Typiquement, la turbine haute pression 5 entraine en rotation le compresseur haute pression 3 par l'intermédiaire d'un premier arbre, dit arbre haute pression 5a, tandis que la turbine basse pression 6 entraine en rotation le compresseur basse pression 4 et la soufflante 2 par l'intermédiaire d'un deuxième arbre, dit arbre basse pression 6a. L'arbre basse pression 6a est généralement logé dans l'arbre haute pression 5a, lesdits arbres 5a, 6a étant fixés aux parties structurales (dont le carter d'entrée, qui comprend une roue d'aubes fixes qui soutient le carter de soufflante) du turboréacteur 1 par
l'intermédiaire de paliers, typiquement en aval du bec de séparation 8 configuré pour séparer le flux primaire et le flux secondaire.
Lors de la rupture d'une aube 22 de soufflante 2 (« fan blade out » ou FBO, en terminologie anglosaxonne), par exemple sous l'impact d'un corps étranger, la soufflante 2 subit un balourd important. On pourra notamment se référer à la figure 1 , qui illustre la réponse de la soufflante 2 à un balourd résultant de la perte d'une aube 22 en fonction de la vitesse de rotation (en tours par minute) de l'arbre basse pression 6a. Le mode M' de déformation en flexion de l'arbre de soufflante 2 étant situé dans la plage de fonctionnement du turboréacteur 1 , le turboréacteur risque fortement d'être endommagé.
On a donc proposé de placer un découpleur 9 entre la soufflante 2 et le moyeu de carter d'entrée, typiquement au niveau du bec de séparation 8, afin de permettre à la soufflante 2 de fonctionner en mode dégradé malgré la présence d'un balourd important. A cet effet, quand la charge de rupture du découpleur 9 est atteinte en raison d'une perte d'aube de soufflante, l'une des liaisons palier 26 est rompue (généralement la liaison du palier 26 avant de l'arbre 2a supportant la soufflante 2), ce qui permet de changer la situation dynamique de la soufflante 2 et de faire chuter le mode de déformation en flexion de l'arbre de soufflante 2 vers les basses fréquences. Après rupture de cette liaison, le rotor 20 de la soufflante 2 peut alors se recentrer autour de son nouvel axe d'inertie, ce qui induit une réduction des efforts transmis aux structures. La distance H entre les aubes 22 de soufflante 2 et le carter de la soufflante 2 doit alors être suffisamment grand (de l'ordre d'une quarantaine de millimètres) entre la tête 22a des aubes 22 de la soufflante 2 et le carter 24 de soufflante pour permettre le libre orbitage du rotor 20 et éviter que les aubes 22 de soufflante 2 viennent en contact avec le carter 24 de soufflante (voir Figure 2a). Il est donc possible de réaliser des carters de soufflante 2 de masse réduite, puisque ces derniers ne doivent pas tenir les efforts de contact avec les aubes en cas de FBO. Toutefois, une telle augmentation du diamètre du carter 24 de soufflante implique une
augmentation de la dimension de la nacelle, ce qui a un impact négatif sur la traînée du turboréacteur 1 , sur sa masse et sur sa consommation spécifique.
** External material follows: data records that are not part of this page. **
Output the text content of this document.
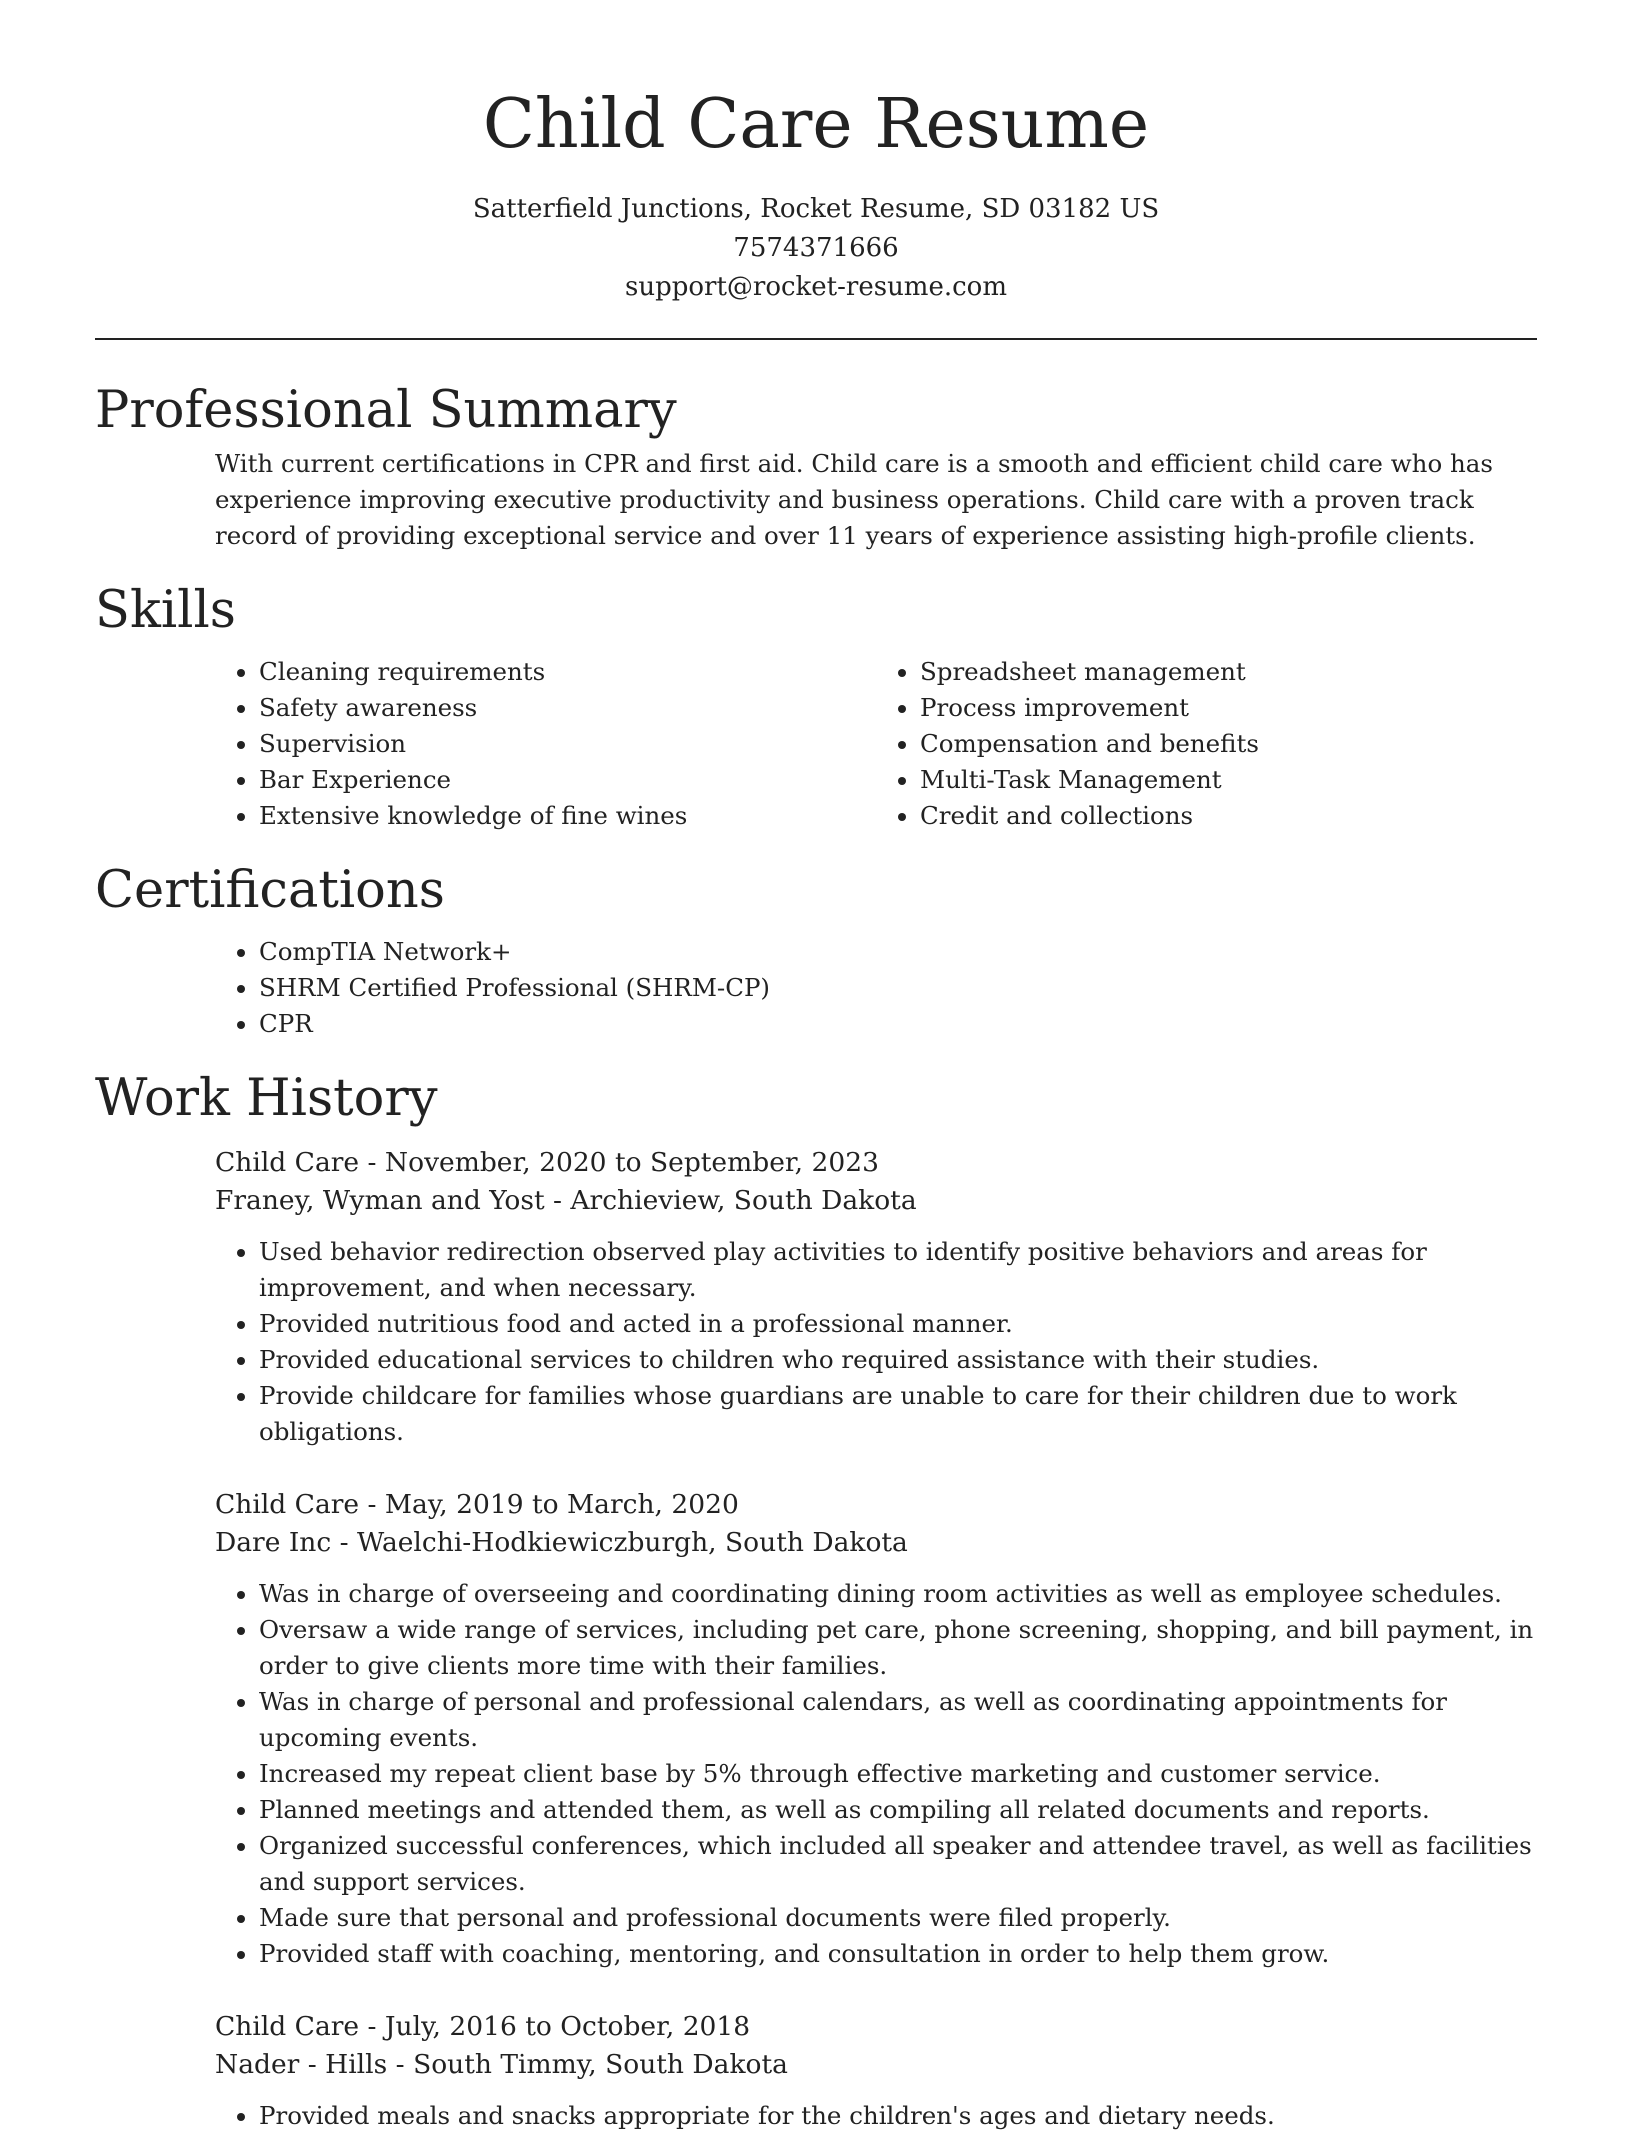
Child Care Resume
Satterfield Junctions, Rocket Resume, SD 03182 US
7574371666
support@rocket-resume.com
Professional Summary

With current certifications in CPR and first aid. Child care is a smooth and efficient child care who has experience improving executive productivity and business operations. Child care with a proven track record of providing exceptional service and over 11 years of experience assisting high-profile clients.

Skills
• Cleaning requirements
• Safety awareness
• Supervision
• Bar Experience
• Extensive knowledge of fine wines
• Spreadsheet management
• Process improvement
• Compensation and benefits
• Multi-Task Management
• Credit and collections
Certifications
• CompTIA Network+
• SHRM Certified Professional (SHRM-CP)
• CPR
Work History
Child Care - November, 2020 to September, 2023
Franey, Wyman and Yost - Archieview, South Dakota
• Used behavior redirection observed play activities to identify positive behaviors and areas for improvement, and when necessary.
• Provided nutritious food and acted in a professional manner.
• Provided educational services to children who required assistance with their studies.
• Provide childcare for families whose guardians are unable to care for their children due to work obligations.
Child Care - May, 2019 to March, 2020
Dare Inc - Waelchi-Hodkiewiczburgh, South Dakota
• Was in charge of overseeing and coordinating dining room activities as well as employee schedules.
• Oversaw a wide range of services, including pet care, phone screening, shopping, and bill payment, in order to give clients more time with their families.
• Was in charge of personal and professional calendars, as well as coordinating appointments for upcoming events.
• Increased my repeat client base by 5% through effective marketing and customer service.
• Planned meetings and attended them, as well as compiling all related documents and reports.
• Organized successful conferences, which included all speaker and attendee travel, as well as facilities and support services.
• Made sure that personal and professional documents were filed properly.
• Provided staff with coaching, mentoring, and consultation in order to help them grow.
Child Care - July, 2016 to October, 2018
Nader - Hills - South Timmy, South Dakota
• Provided meals and snacks appropriate for the children's ages and dietary needs.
Il existe également des moteurs dépourvus de découpleur 9 dans lesquels la soufflante tourne librement lors d'une perte d'aube et n'est entraînée que par l'écoulement du flux d'air (phénomène d'autorotation, ou « windmilling » en anglais). Dans ce type de moteur, en cas de FBO, la tête 22a des aubes de la soufflante 2 vient en appui contre la partie en regard du carter de la soufflante 2 (en raison du balourd). La zone de contact est toutefois aménagée pour supporter les efforts de contact et les frottements (voir Figure 2b), dans la mesure où le moteur transmet davantage d'effort à la structure de l'avion. De la sorte, la soufflante peut tourner librement en mode dégradé jusqu'à l'atterrissage de l'aéronef. Afin de garantir la tenue des efforts de contact avec les aubes 22 de soufflante 2 par le carter 24 de soufflante en mode dégradé, la surface externe du carter 24 de soufflante est renforcée structurellement à l'aide de renforts 28 qui comprennent généralement une bride annulaire métallique rapportée et fixée sur sa face externe. Un tel renfort 28 augmente cependant de manière conséquente la masse du carter 24 de soufflante et donc du turboréacteur 1 , augmentant ainsi la consommation spécifique du turboréacteur 1 .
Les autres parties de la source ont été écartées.